• ALJ Pender Issues Claim Construction Order in Certain Opaque Polymers (337-TA-883)
  • January 10, 2014 | Authors: Eric W. Schweibenz; Thomas C. Yebernetsky
  • Law Firm: Oblon, Spivak, McClelland, Maier & Neustadt, L.L.P. - Alexandria Office
  • On January 2, 2014, ALJ Thomas B. Pender issued the public version of Order No. 13 construing the disputed claim terms from the asserted patents in Certain Opaque Polymers (Inv. No. 337-TA-883).

    By way of background, the investigation is based on a complaint filed by Rohm and Haas Company, Rohm and Haas Chemicals, and The Dow Chemical Company (collectively, “Dow”) alleging violation of Section 337 in the importation into the U.S. and sale of certain opaque polymers that infringe one or more claims of U.S. Patent Nos. 6,020,435 (the ‘435 patent); 6,252,004 (the ‘004 patent); 7,435,783; and 7,803,878.

    The first disputed claim term, from claim 1 of the ‘435 patent, was “under conditions wherein there is no substantial polymerization of the monomer.” ALJ Pender noted that the parties’ dispute with respect to this claim term could be broken down into three separate arguments: (1) how the “conditions wherein there is no substantial polymerization” are achieved; (2) what level of polymerization constitutes “no substantial polymerization”; and (3) when the “conditions wherein there is no substantial polymerization” must be met. As to the first argument, ALJ Pender rejected Respondents Organik Kimya San. Ve Tic. A.S.; Organik Kimya Netherlands B.V.; Organik Kimya US, Inc.; Turk International, LLC; and Aalborz Chemical, LLC’s (collectively, “Organik”) argument that Dow disclaimed all but four means for achieving “conditions wherein there is no substantial polymerization.” Accordingly, ALJ Pender held that one of ordinary skill in the art would interpret the disputed claim language according to its plain language. Regarding “no substantial polymerization,” ALJ Pender rejected Organik’s claim construction argument that the term should be construed to mean “no appreciable free radicals.” Instead, ALJ Pender determined that “no substantial polymerization” should take on its plain and ordinary meaning. Regarding the third and final argument, ALJ Pender rejected both Dow’s and Organik’s arguments because they improperly imported a temporal limitation into the claim. Accordingly, ALJ Pender held that the claim term should take on its plain and ordinary meaning. Therefore, ALJ Pender found that the term “under conditions wherein there is no substantial polymerization of the monomer” should be construed to take on its plain and ordinary meaning.

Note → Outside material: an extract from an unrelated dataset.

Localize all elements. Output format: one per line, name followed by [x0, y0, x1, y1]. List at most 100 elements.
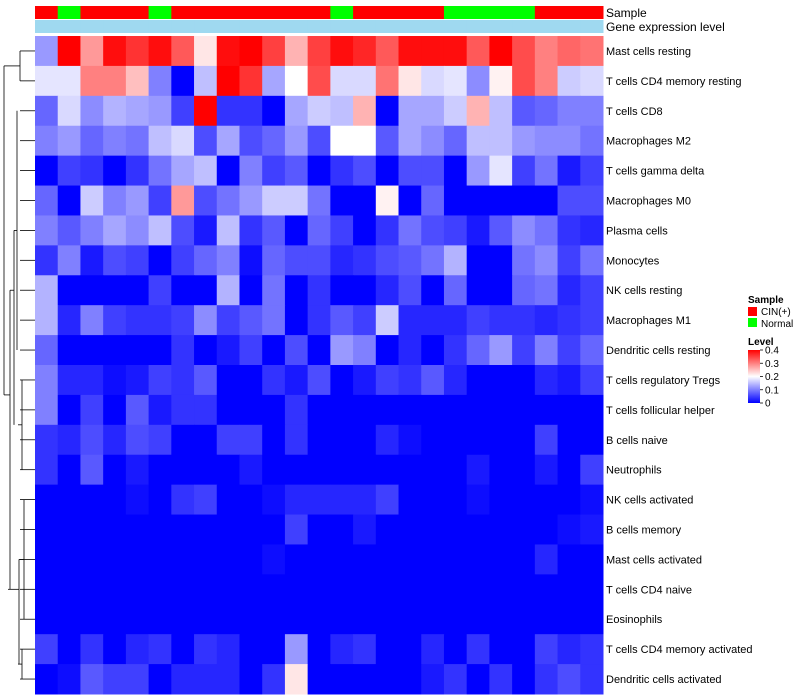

    The second, and final, claim term in dispute was the term “polymerization inhibitor,” which appears in claims 1-3 of the ‘004 patent. Organik argued that the term should be construed to mean “a compound that reacts with radicals to form other species and completely halts polymerization until it is consumed.” ALJ Pender rejected this interpretation because it ignored the plain language of the claim, which does not require the polymerization inhibitor to “completely halt” polymerization. Accordingly, ALJ Pender held that the claim term would take on its plain and ordinary meaning.